Surprisingly, many Japanese undergo the problem of having no security net after losing their income source, despite external perception that the Japanese enjoy privileged lifelong employment (shushin-koyo). Since there are no official figures available, various statisticians have come up with quite a wide range of estimates depicting lifelong employment within the 66.5 million workforce: many Japanese magazines state it’s around the 30 percent mark, but according to international figures, it can range anywhere from 20 percent to 70 percent, depending on interpretations.
Employment ice age
The two-decade-long chronic economic drought in Japan is old news. What is astounding is how lacklustre the ruling government has been toward implementation of effective reforms. And despite who is running the show it all usually ends badly.

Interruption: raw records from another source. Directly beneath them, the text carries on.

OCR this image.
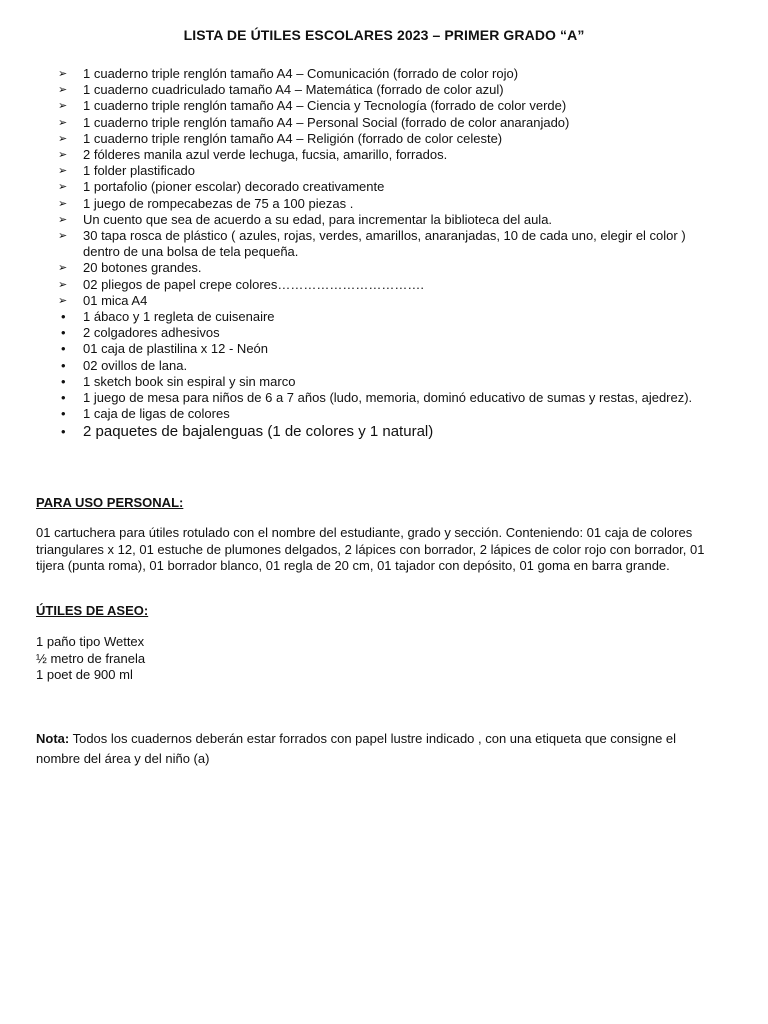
LISTA DE ÚTILES ESCOLARES 2023 – PRIMER GRADO “A”
➢	1 cuaderno triple renglón tamaño A4 – Comunicación (forrado de color rojo)
➢	1 cuaderno cuadriculado tamaño A4 – Matemática (forrado de color azul)
➢	1 cuaderno triple renglón tamaño A4 – Ciencia y Tecnología (forrado de color verde)
➢	1 cuaderno triple renglón tamaño A4 – Personal Social (forrado de color anaranjado)
➢	1 cuaderno triple renglón tamaño A4 – Religión (forrado de color celeste)
➢	2 fólderes manila azul verde lechuga, fucsia, amarillo, forrados.
➢	1 folder plastificado
➢	1 portafolio (pioner escolar) decorado creativamente
➢	1 juego de rompecabezas de 75 a 100 piezas .
➢	Un cuento que sea de acuerdo a su edad, para incrementar la biblioteca del aula.
➢	30 tapa rosca de plástico ( azules, rojas, verdes, amarillos, anaranjadas, 10 de cada uno, elegir el color ) dentro de una bolsa de tela pequeña.
➢	20 botones grandes.
➢	02 pliegos de papel crepe colores…………………………….
➢	01 mica A4
•	1 ábaco y 1 regleta de cuisenaire
•	2 colgadores adhesivos
•	01 caja de plastilina x 12 - Neón
•	02 ovillos de lana.
•	1 sketch book sin espiral y sin marco
•	1 juego de mesa para niños de 6 a 7 años (ludo, memoria, dominó educativo de sumas y restas, ajedrez).
•	1 caja de ligas de colores
•	2 paquetes de bajalenguas (1 de colores y 1 natural)
PARA USO PERSONAL:
01 cartuchera para útiles rotulado con el nombre del estudiante, grado y sección. Conteniendo: 01 caja de colores triangulares x 12, 01 estuche de plumones delgados, 2 lápices con borrador, 2 lápices de color rojo con borrador, 01 tijera (punta roma), 01 borrador blanco, 01 regla de 20 cm, 01 tajador con depósito, 01 goma en barra grande.
ÚTILES DE ASEO:
1 paño tipo Wettex
½ metro de franela
1 poet de 900 ml
Nota: Todos los cuadernos deberán estar forrados con papel lustre indicado , con una etiqueta que consigne el nombre del área y del niño (a)
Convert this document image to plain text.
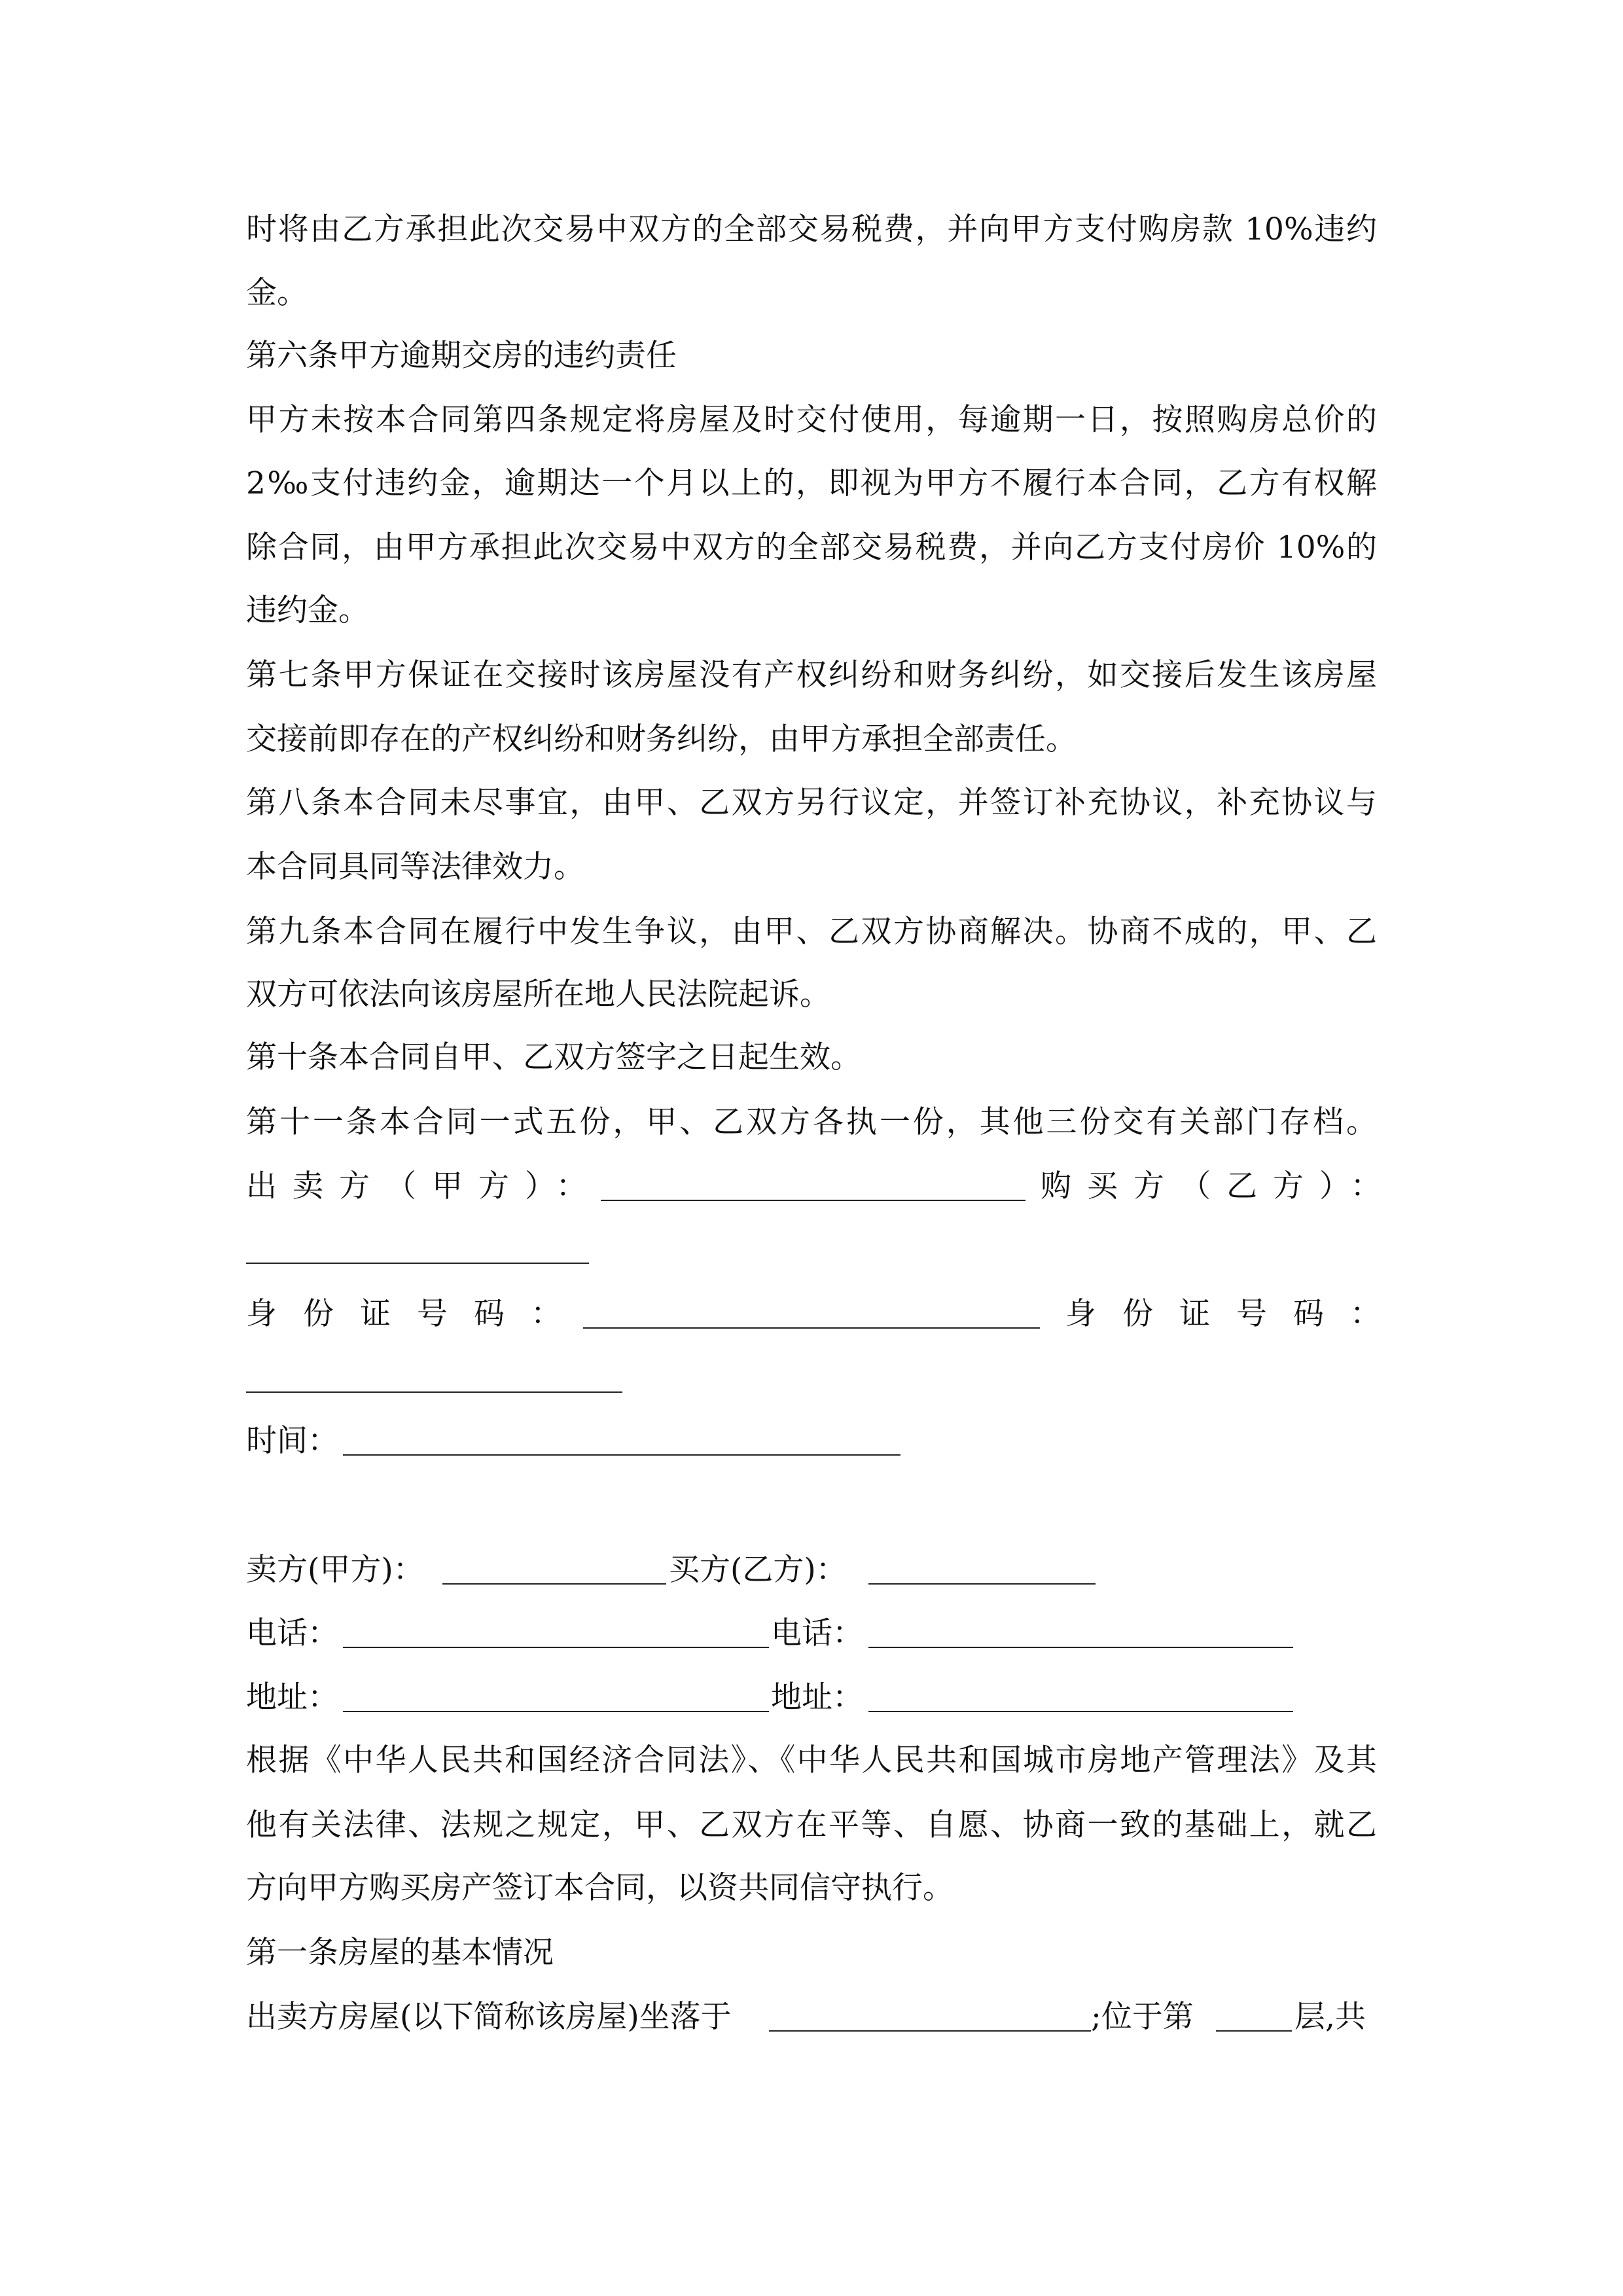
时将由乙方承担此次交易中双方的全部交易税费，并向甲方支付购房款 10%违约
金。
第六条甲方逾期交房的违约责任
甲方未按本合同第四条规定将房屋及时交付使用，每逾期一日，按照购房总价的
2‰支付违约金，逾期达一个月以上的，即视为甲方不履行本合同，乙方有权解
除合同，由甲方承担此次交易中双方的全部交易税费，并向乙方支付房价 10%的
违约金。
第七条甲方保证在交接时该房屋没有产权纠纷和财务纠纷，如交接后发生该房屋
交接前即存在的产权纠纷和财务纠纷，由甲方承担全部责任。
第八条本合同未尽事宜，由甲、乙双方另行议定，并签订补充协议，补充协议与
本合同具同等法律效力。
第九条本合同在履行中发生争议，由甲、乙双方协商解决。协商不成的，甲、乙
双方可依法向该房屋所在地人民法院起诉。
第十条本合同自甲、乙双方签字之日起生效。
第十一条本合同一式五份，甲、乙双方各执一份，其他三份交有关部门存档。
出卖方（甲方）：	购买方（乙方）：
身份证号码：	身份证号码：
时间：
卖方(甲方)：	买方(乙方)：
电话：	电话：
地址：	地址：
根据《中华人民共和国经济合同法》、《中华人民共和国城市房地产管理法》及其
他有关法律、法规之规定，甲、乙双方在平等、自愿、协商一致的基础上，就乙
方向甲方购买房产签订本合同，以资共同信守执行。
第一条房屋的基本情况
出卖方房屋(以下简称该房屋)坐落于	;位于第	层,共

In a socialist country such as Japan, it’s odd to find the absence of a safety net. There are few reasons as to why the present system does not account for life outside the salaryman’s corporate safety net, where a working male retires at 60 and lives a comfortable life on a monthly average pension of ¥18,000 (US$2,000). In addition to the government being at fault, many who are in need of financial aid are too proud to collect subsidies. They are labelled impoverished, a terrible social dishonour.
Death row retirement
Kei Matsui’s case is one of the few that has a happy ending: the success of his book allowed him to reunite with his family and resume a normal life. Now that his daughter is 12 years old and attending school, he can laugh about the misfortunes of the past.